Quelles sont vos prévisions de croissance pour Cargolux en 2012?

«A cet égard, nous avons utilisé le taux de croissance prévu par la Commission européenne et le Fonds Monétaire International. Il se situerait entre 2,4 et 3,2% pour 2012. Entre 0,8 et 2% dans les pays développés. Une croissance de 4% est attendue pour le fret aérien. Je ne veux pas me prononcer sur le chiffre de croissance visé par Cargolux, mais on mise bien sur une croissance du chiffre d’affaires. En règle générale, pour obtenir la croissance du fret aérien, les prévisions de croissance économique sont à multiplier par 1,5. Et les nouveaux 747-8F vont nous aider à acquérir des parts de marché de nos concurrents, alors que cet avion nous permettra de transporter plus de marchandises à de moindres coûts. Mais dans le contexte actuel d’une grande volatilité des marchés et d’une incertitude croissante en ce qui concerne l’évolution du secteur financier et bancaire, il est assez difficile de faire des prévisions.

L’essentiel pour nous consiste à pouvoir ajuster la flotte en fonction de l’évolution de la demande, que ce soit vers le haut ou encore vers le bas. Si la croissance stagne en 2012 et peut-être même en 2013, il importe de jouir d’une certaine flexibilité avec les avions loués et on peut, le cas échéant, reporter la livraison de certains 747-8, voire laisser l’un ou l’autre avion, qui n’est plus en comptabilité, au sol.»

 

Biographie - De l’autre côté du miroir

Agé de 41 ans, Frank Reimen se prédestinait à une carrière dans le secteur public. C’est paradoxalement ce qui lui a permis d’accéder à la plus haute marche d’une des plus grosses entreprises privées luxembourgeoises. Titulaire d’un master en science politique et en droit public de l’université de Trèves, il a commencé, en 1994, sa carrière professionnelle en tant  qu’attaché parlementaire. Nommé conseiller à la Cour des comptes luxembourgeoise en 2000, travaillant notamment dans le secteur des transports, c’est fort logiquement qu’il intègre, en 2004, le ministère responsable de ces questions où il devient premier conseiller de gouvernement, ou «le fonctionnaire en charge des transports aériens», selon ses termes.
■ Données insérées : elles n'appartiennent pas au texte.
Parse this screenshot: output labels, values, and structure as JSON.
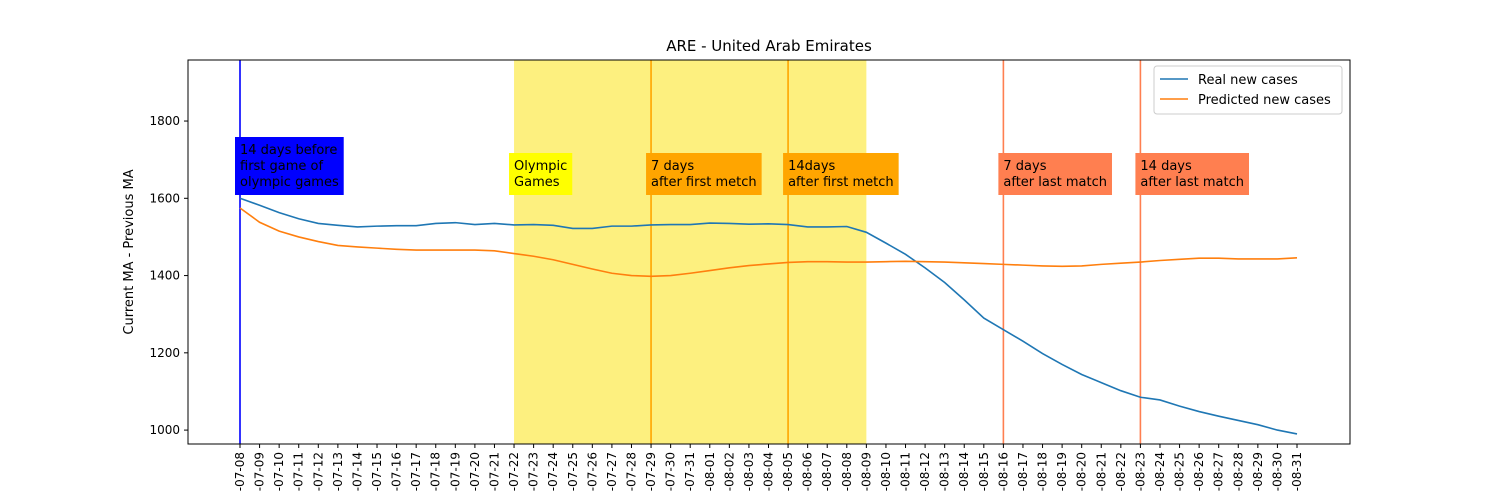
{
  "chart_data": {
    "type": "line",
    "title": "ARE - United Arab Emirates",
    "ylabel": "Current MA - Previous MA",
    "categories": [
      "-07-08",
      "-07-09",
      "-07-10",
      "-07-11",
      "-07-12",
      "-07-13",
      "-07-14",
      "-07-15",
      "-07-16",
      "-07-17",
      "-07-18",
      "-07-19",
      "-07-20",
      "-07-21",
      "-07-22",
      "-07-23",
      "-07-24",
      "-07-25",
      "-07-26",
      "-07-27",
      "-07-28",
      "-07-29",
      "-07-30",
      "-07-31",
      "-08-01",
      "-08-02",
      "-08-03",
      "-08-04",
      "-08-05",
      "-08-06",
      "-08-07",
      "-08-08",
      "-08-09",
      "-08-10",
      "-08-11",
      "-08-12",
      "-08-13",
      "-08-14",
      "-08-15",
      "-08-16",
      "-08-17",
      "-08-18",
      "-08-19",
      "-08-20",
      "-08-21",
      "-08-22",
      "-08-23",
      "-08-24",
      "-08-25",
      "-08-26",
      "-08-27",
      "-08-28",
      "-08-29",
      "-08-30",
      "-08-31"
    ],
    "series": [
      {
        "name": "Real new cases",
        "color": "#1f77b4",
        "values": [
          1600,
          1582,
          1563,
          1547,
          1535,
          1530,
          1526,
          1528,
          1529,
          1529,
          1535,
          1537,
          1532,
          1535,
          1531,
          1532,
          1530,
          1522,
          1522,
          1528,
          1528,
          1531,
          1532,
          1532,
          1536,
          1535,
          1533,
          1534,
          1532,
          1526,
          1526,
          1527,
          1512,
          1484,
          1455,
          1420,
          1382,
          1337,
          1290,
          1260,
          1230,
          1198,
          1170,
          1144,
          1123,
          1102,
          1085,
          1078,
          1062,
          1048,
          1036,
          1025,
          1014,
          1000,
          990
        ]
      },
      {
        "name": "Predicted new cases",
        "color": "#ff7f0e",
        "values": [
          1575,
          1538,
          1515,
          1500,
          1488,
          1478,
          1474,
          1471,
          1468,
          1466,
          1466,
          1466,
          1466,
          1464,
          1457,
          1450,
          1441,
          1429,
          1417,
          1406,
          1400,
          1398,
          1400,
          1406,
          1413,
          1420,
          1426,
          1430,
          1434,
          1436,
          1436,
          1435,
          1435,
          1436,
          1437,
          1436,
          1435,
          1433,
          1431,
          1429,
          1427,
          1425,
          1424,
          1425,
          1429,
          1432,
          1435,
          1439,
          1442,
          1445,
          1445,
          1443,
          1443,
          1443,
          1446
        ]
      }
    ],
    "ylim": [
      964,
      1958
    ],
    "yticks": [
      1000,
      1200,
      1400,
      1600,
      1800
    ],
    "legend": "upper right",
    "span": {
      "from": "-07-22",
      "to": "-08-09",
      "color": "#fdf07f"
    },
    "vlines": [
      {
        "x": "-07-08",
        "color": "#0000ff"
      },
      {
        "x": "-07-29",
        "color": "#ffa500"
      },
      {
        "x": "-08-05",
        "color": "#ffa500"
      },
      {
        "x": "-08-16",
        "color": "#ff7f50"
      },
      {
        "x": "-08-23",
        "color": "#ff7f50"
      }
    ],
    "annotations": [
      {
        "x": "-07-08",
        "lines": [
          "14 days before",
          "first game of",
          "olympic games"
        ],
        "bg": "#0000ff",
        "fg": "#ffffff"
      },
      {
        "x": "-07-22",
        "lines": [
          "Olympic",
          "Games"
        ],
        "bg": "#ffff00",
        "fg": "#000000"
      },
      {
        "x": "-07-29",
        "lines": [
          "7 days",
          "after first metch"
        ],
        "bg": "#ffa500",
        "fg": "#000000"
      },
      {
        "x": "-08-05",
        "lines": [
          "14days",
          "after first metch"
        ],
        "bg": "#ffa500",
        "fg": "#000000"
      },
      {
        "x": "-08-16",
        "lines": [
          "7 days",
          "after last match"
        ],
        "bg": "#ff7f50",
        "fg": "#000000"
      },
      {
        "x": "-08-23",
        "lines": [
          "14 days",
          "after last match"
        ],
        "bg": "#ff7f50",
        "fg": "#000000"
      }
    ]
  }
}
Il a par ailleurs occupé les fonctions de président du conseil d’administration de Lux-Airport et de commissaire du gouvernement auprès de Luxair. En 2009, il travaille au plan de restructuration de Cargolux dans le cadre de ses fonctions au ministère des Transports. Il traverse le miroir au 1er janvier 2011 en devenant son président et directeur général. En septembre de la même année, la société s’ouvre aux capitaux étrangers et devient, du même coup, privée.